What happens when you stop enjoying the things you used to love? When the job that used to motivate you feels weirdly hard to face into each morning, and the hobbies or exercise you used to do without thinking have quietly dropped off like they belonged to a different person. If you’re a working mum reading this and you’ve had that slightly unsettling thought of, I don’t recognise myself lately, you’re in the right place, pop the kettle on.

Because this comes up all the time in conversations I have with working mums, whether that’s in coaching, in Balanced Mum Academy, or in the messages I get after someone’s had a wobble in the car on the way to pick-up. And I know, “I don’t know who I am anymore” sounds big, dramatic even, like the kind of thing you should only be allowed to say while staring meaningfully out of a window in a BBC drama. It can also feel like a personal failing, like if you could just answer that one question you’d be able to fix everything, hold your boundaries, feel more balance, stop being pulled in ten directions, stop flirting with burnout, stop feeling like work-life balance is a joke someone played on you.

But here’s what’s interesting. For a lot of us, the first place we notice this ache isn’t at home, it’s at work. The drive that used to carry you through big goals, projects, challenges, suddenly feels flat. Work that used to light you up feels heavy, or irritating, or like you’re constantly trying to drag yourself towards it. And underneath that, it often isn’t actually about the job being objectively terrible. It’s the feeling that you’re not in the right place anymore, or that you’re showing up as a version of you that doesn’t feel like you. You might be sitting in the role you worked so hard for, but the energy you used to bring has gone, and that can mess with your head because you start asking, what’s wrong with me? You used to thrive on challenges, now they drain you. You start resenting work because it takes you away from your other huge priority, your kids, and then you feel guilty for resenting it, because you’ve got a good job and you should be grateful, and now we’re in a spiral and it’s only Tuesday.
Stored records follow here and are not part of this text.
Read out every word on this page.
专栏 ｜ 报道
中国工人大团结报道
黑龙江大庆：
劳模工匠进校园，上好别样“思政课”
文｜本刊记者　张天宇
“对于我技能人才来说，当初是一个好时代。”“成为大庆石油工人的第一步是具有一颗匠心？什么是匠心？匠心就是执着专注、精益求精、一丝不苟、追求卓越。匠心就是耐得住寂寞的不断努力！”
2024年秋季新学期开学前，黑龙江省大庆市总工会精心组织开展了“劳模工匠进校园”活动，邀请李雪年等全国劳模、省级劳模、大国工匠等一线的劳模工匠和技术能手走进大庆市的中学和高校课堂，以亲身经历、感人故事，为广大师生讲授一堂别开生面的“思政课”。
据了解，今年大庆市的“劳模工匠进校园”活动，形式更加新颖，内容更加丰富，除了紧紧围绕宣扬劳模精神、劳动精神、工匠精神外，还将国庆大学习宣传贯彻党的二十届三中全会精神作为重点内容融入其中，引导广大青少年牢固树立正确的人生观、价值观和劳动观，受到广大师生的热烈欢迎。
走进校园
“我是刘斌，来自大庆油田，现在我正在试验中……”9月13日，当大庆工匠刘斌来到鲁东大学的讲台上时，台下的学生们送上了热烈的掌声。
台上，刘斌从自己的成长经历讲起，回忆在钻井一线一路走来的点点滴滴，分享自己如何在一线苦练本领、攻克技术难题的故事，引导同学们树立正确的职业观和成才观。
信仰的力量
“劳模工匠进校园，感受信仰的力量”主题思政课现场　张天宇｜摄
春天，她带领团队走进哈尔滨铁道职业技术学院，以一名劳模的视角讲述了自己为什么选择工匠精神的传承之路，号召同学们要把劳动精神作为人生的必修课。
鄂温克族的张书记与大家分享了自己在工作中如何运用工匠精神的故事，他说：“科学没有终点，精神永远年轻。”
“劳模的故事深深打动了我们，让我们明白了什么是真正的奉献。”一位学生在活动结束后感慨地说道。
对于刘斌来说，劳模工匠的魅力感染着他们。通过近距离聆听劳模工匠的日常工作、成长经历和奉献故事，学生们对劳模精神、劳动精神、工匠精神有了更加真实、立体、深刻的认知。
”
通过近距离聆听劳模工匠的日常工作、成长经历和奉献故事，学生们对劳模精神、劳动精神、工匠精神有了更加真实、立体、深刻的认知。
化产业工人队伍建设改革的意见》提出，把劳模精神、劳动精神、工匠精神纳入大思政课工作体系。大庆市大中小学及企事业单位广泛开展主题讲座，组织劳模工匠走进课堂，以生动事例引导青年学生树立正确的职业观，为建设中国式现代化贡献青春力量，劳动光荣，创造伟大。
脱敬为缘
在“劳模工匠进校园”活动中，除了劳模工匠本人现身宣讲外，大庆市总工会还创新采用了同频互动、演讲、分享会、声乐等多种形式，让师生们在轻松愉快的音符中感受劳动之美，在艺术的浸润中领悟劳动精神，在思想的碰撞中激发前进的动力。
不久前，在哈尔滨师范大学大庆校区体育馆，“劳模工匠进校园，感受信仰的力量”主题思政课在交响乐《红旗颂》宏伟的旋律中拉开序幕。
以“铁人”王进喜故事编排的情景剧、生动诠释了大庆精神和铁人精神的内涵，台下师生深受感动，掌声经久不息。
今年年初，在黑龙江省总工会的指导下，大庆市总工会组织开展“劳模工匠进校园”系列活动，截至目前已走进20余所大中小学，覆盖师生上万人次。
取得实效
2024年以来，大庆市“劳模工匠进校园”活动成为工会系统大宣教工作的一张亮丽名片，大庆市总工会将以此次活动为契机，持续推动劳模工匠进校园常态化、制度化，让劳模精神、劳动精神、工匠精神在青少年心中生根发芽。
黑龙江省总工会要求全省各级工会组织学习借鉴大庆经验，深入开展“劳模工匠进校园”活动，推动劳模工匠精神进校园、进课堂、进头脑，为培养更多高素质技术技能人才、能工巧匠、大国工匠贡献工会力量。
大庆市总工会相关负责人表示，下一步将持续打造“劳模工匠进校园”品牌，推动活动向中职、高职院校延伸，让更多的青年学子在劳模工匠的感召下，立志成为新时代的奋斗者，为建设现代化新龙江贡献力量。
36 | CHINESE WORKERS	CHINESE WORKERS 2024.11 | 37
Then there’s the part that working mums don’t always say out loud, but it’s there. You hear that voice in your head that says, I just don’t want this anymore, and it scares you, because you don’t want it to pull you down a path you don’t actually want. Reduced hours, stepping back, leaving work altogether. Not because you truly want to stop working, but because you can’t see how to keep it and also be the mum you want to be without burning yourself out. That’s a particular kind of pressure, because stepping back can feel like failure. Like admitting you can’t cope. Like showing your kids something you never wanted to show them. And when you’ve built your identity around being capable, driven, ambitious, admitting your drive is dwindling can feel like you’re disappearing. Like if I don’t want this anymore, then who even am I?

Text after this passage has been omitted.